If you have spotted mysterious objects in the sky recently, you are not alone. Reports of unidentified flying objects in the US increased by 1,000 last year, although many of those UFOs turned out to have been aircraft, drones and satellites. There are a lot of the latter floating around.
Elon Musk added even more this week, with the launch of a further 60 Starlink communications satellites aboard one of SpaceX's Falcon 9 rockets. He now has 1,400 satellites aloft to provide broadband internet access in places where it is scarce, and he shows no signs of slowing down.
A new space race is under way, not far above our heads. Musk has taken the lead in constellations of small satellites but he is being chased by Amazon among others. OneWeb, which the UK government helped to rescue from bankruptcy last year, this week gained a US$550 million ($758.5m) investment from Eutelsat and plans to have 648 internet satellites in low-earth orbit.
Who runs this show? Governments ruled the skies in the days of Sputnik and the Apollo missions, but the closest thing to a space dictator these days is Musk, the founder of SpaceX and Tesla. Starlink's terms of service say it falls under California law but that if it extends its reach to Mars "no Earth-based government has authority or sovereignty over Martian activities".

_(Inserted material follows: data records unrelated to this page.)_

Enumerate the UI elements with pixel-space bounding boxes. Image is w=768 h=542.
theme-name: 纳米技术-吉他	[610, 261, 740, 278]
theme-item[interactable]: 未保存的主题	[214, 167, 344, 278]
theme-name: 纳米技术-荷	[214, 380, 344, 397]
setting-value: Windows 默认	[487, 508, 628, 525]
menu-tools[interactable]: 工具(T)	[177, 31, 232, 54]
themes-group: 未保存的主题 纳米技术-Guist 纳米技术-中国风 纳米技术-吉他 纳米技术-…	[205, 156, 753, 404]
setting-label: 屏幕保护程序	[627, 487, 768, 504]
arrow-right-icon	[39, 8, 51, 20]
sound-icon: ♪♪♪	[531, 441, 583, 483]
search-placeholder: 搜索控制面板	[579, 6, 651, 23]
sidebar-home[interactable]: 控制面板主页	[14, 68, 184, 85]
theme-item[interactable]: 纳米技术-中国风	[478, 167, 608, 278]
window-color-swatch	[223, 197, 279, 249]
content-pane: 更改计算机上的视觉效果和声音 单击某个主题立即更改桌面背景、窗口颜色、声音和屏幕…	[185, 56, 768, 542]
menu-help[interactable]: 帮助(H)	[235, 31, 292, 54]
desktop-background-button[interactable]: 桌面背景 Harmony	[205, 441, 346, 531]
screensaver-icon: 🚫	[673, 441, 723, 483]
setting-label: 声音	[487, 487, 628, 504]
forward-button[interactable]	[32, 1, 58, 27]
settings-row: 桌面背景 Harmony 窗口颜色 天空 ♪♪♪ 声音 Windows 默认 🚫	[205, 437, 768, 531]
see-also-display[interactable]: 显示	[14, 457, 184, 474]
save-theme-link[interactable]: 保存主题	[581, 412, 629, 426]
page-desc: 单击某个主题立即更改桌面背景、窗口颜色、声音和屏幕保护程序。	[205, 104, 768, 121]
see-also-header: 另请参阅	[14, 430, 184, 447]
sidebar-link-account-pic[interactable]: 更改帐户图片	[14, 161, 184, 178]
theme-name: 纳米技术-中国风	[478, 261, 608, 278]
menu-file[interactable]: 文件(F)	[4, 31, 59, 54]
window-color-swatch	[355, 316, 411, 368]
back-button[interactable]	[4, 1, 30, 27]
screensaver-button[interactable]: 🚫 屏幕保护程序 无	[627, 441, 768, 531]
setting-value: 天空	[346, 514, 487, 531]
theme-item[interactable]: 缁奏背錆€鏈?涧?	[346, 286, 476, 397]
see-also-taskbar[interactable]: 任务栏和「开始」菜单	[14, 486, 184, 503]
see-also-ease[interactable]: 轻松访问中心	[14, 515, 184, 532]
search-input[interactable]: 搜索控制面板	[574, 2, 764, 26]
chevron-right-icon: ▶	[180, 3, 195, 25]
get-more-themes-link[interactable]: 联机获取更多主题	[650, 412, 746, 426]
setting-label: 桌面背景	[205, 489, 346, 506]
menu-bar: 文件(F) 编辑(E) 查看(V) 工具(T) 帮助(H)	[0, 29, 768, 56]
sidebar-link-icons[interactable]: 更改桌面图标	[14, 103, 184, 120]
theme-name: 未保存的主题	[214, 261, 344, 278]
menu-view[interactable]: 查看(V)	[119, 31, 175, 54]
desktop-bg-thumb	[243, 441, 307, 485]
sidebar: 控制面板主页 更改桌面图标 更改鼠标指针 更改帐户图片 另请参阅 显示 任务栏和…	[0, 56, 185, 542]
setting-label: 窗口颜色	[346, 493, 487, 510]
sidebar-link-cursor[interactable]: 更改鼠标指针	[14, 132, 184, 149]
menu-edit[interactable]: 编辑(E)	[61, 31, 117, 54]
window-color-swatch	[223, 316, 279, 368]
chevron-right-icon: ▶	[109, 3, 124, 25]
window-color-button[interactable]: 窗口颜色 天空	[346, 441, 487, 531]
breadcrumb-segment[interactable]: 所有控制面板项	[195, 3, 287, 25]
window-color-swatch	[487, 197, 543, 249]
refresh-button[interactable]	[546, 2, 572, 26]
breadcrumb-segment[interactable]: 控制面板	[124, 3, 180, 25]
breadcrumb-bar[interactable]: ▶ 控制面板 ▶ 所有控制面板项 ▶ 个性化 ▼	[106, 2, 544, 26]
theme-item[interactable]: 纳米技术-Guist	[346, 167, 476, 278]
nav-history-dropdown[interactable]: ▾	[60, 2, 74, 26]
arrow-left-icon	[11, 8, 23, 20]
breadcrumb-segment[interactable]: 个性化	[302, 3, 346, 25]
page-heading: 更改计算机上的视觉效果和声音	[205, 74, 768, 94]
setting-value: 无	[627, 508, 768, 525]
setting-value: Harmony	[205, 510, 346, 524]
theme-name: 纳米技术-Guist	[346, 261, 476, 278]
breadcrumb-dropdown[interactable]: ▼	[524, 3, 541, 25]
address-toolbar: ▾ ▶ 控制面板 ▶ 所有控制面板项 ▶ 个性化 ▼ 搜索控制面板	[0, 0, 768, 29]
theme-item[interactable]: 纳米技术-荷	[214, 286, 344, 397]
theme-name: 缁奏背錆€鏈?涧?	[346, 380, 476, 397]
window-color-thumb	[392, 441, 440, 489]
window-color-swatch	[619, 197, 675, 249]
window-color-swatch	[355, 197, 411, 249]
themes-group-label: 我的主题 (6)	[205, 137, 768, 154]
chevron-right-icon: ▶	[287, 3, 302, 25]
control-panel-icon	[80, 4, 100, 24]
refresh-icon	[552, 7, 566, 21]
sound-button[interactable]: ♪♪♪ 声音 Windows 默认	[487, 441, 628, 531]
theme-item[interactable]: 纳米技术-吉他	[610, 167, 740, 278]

This sounds like a joke, but Musk's jokes have a habit of coming true. Nasa now depends on him heavily: SpaceX's Falcon 9 rocket lifted astronauts to the International Space Station last week and Nasa plans to use its Starship landing craft to return humans to the moon by 2025, more than half a century after the last Apollo landing mission.
The commercial rush to stake out territory in space is taking place at far lower altitudes, and in considerably higher quantities. The Federal Communications Commission this week gave SpaceX permission to fly 4,400 Starlink satellites about 550km above the Earth, compared with the 36,000km of stationary orbit satellites.
Amazon has authority to place 3,200 of its Kuiper satellites in orbit just above those of SpaceX, and the latter applied last year for approval for full constellation of 42,000, although it might be ambitious even for Musk. At this rate, there will not be much orbital space left without a satellite in it.
The balance of space power has tilted from countries to companies. Euroconsult estimates that 1,250 satellites will be launched annually this decade, 70 per cent of them for commercial purposes. The US Department of Defense has even turned to Musk for its own missile-tracking, low-earth orbit satellites, giving SpaceX a US$149m contract to build four, with more to follow.
Musk offers value for money as well as entertainment value. Having built a rocket that is reusable, with one stage lowering itself back on to a landing craft after every outing, SpaceX has pushed down its costs. There have now been 114 Falcon 9 launches and you can book one for US$62m, which seems a bargain for a space rocket.
But that leaves SpaceX and other private sector operators at the controls of orbital space. The vision of outer space exploration and of humans living on colonies on Mars is useful for stoking excitement, but much of the commercial action is taking place a fraction of the distance away.
This includes low-orbit space jaunts, which Virgin Galactic is now hoping to offer to its first customers next year, and broadband internet access. Low-earth orbit satellites can provide faster broadband, with lower latency, than existing services that beam their signals from further out.
It could be good for humanity: 70 per cent of households in low income countries are not reached by fixed broadband, according to Boston Consulting Group, and internet access can be patchy even across swaths of the US. But satellite constellations also bring their own problems.
One is that they can sometimes be seen in the night sky, especially just before dawn and after dusk. That multiplies UFO sightings and causes difficulties for astronomers as satellites reflect sunlight to earth, leaving streaks across images. SpaceX has been trying to remedy this by putting visors on satellites and changing their angles, but they cannot be made invisible.
A second is clutter. There is a huge amount of space junk after decades of activity — 930,000 objects larger than 1cm in diameter are already in orbit, with the potential to damage spacecraft. SpaceX says Starlink satellites will fall from orbit and burn up after use, but the sheer volume of new satellites makes the risk of accidents uncomfortably high.
Whatever the dangers, Musk and fellow entrepreneurs are heading beyond the power of nations to restrain them. Satellite and spectrum licences are given by bodies such as the FCC and the International Telecommunication Union, but the US government has a stake in SpaceX being successful enough to support its own missions.
It is not a secret that Musk intends to boldly go where no regulator can reach him. Gaze up into the night sky and you may see evidence that his plan to conquer space is working.